Assets	Liabilities	Equity	Check
A	B	A – B=C	A – B – C = 0

Columns as Stock

• Definition: Columns in ALE tables represent the stocks, which are static quantities or inventories at a given time. These could include tangible resources like water reserves, mineral deposits, (natural capital) or built infrastructure, (built capital) as well as intangible assets like government policies or knowledge capital (social capital).
• Purpose: Stocks embody the system’s capacity or state. For instance, the stock of forest resources (natural capital) might represent the current availability of timber or carbon sequestration potential. For built capital, built infrastructure can be represented as function and capacity.

Rows as Flows

• Definition: Rows denote flows, which are dynamic changes occurring over time. These include inputs, outputs, or transformations that alter the stocks. Flows could involve material extractions, emissions, or the transition of resources through different stages of a system.
• Purpose: Flows track activities or processes. For example, a row could record annual timber harvested from a forest (outflow) or the rate of reforestation (inflow).

Example Applications

The graph above shows the global carbon cycle in gigatons of carbon. The columns represent the take up/emissions as Assets and Liabilities. An additional Asset column represents the stock of carbon stored at any one time in plants, soil, atmosphere and oceans.

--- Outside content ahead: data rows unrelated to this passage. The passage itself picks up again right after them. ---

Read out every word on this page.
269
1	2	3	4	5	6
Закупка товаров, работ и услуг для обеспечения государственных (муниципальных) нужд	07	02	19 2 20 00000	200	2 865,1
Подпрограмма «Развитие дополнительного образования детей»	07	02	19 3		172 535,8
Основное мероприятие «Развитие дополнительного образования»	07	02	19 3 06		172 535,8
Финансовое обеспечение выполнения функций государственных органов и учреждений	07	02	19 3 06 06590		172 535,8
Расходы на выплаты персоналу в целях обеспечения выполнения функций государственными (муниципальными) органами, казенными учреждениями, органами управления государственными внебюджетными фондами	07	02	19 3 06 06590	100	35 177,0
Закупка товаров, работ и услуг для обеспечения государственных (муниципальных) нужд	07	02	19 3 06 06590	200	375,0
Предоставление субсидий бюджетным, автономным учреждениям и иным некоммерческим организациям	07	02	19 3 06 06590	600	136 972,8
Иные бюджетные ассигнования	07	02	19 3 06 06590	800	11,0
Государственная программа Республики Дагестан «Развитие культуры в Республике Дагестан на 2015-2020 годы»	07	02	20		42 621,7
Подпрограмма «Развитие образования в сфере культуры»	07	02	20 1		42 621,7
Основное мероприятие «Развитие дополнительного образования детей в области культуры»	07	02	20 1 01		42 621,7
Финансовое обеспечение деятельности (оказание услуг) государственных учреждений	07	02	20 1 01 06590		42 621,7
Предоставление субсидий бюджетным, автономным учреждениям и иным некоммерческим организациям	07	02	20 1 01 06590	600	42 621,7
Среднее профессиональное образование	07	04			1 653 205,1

The rows show the flows out of the system ( for example, photosynthesis) and flows into the system (for example, from soil microbial respiration). The table reveals the climate problem from an unusual angle: the stock is larger than the equity, which is the net accumulation in the system of 8 gigatons annually.

ALE tables can be used to explore allocation and performance. Consider this table, designed for management of housing. It presents current status. A budget or politically approved normative is considered an asset. In this case the asset is a 100% of people housed capability, measured as number of units per potential families. This might be put higher if it is decided that society needs more houses than needed to allow flexibility. Then there is performance. In this case not only should there be enough, but it should be allocated. That is to say, no empty homes or multiple homes held onto whilst others go homeless.

In terms of quality, it is decided that 60% of a given standard is good enough. The liability represents shortfall. Here, there is a 5% shortfall in capacity. The shortfall in allocation, however, is 15%.

The liability for quality is a shortfall of 30% of the accepted standard, which is 18%.

The equity column represents actual capacity and performance, which is 95%, 85% and 42%

Systems Dynamics Perspective

In systems dynamics, ALE tables provide a dual perspective:

1. Static Representation: The stocks show the system’s current state.
2. Dynamic Processes: The flows reveal how the system evolves over time, helping identify trends, bottlenecks, or opportunities for intervention.

Practical Use Cases

• Sustainability Modeling: Representing the flow of natural resources through different stages of use and regeneration, aiding in sustainable policy formulation.
• Economic-Environmental Integration: Tracking how policy interventions (e.g., carbon taxes) influence stocks of emissions and flows of industrial production.

By linking stocks and flows in this way, ALE tables become a powerful tool for analyzing complex systems, supporting strategic decision-making across economic, environmental, and social domains.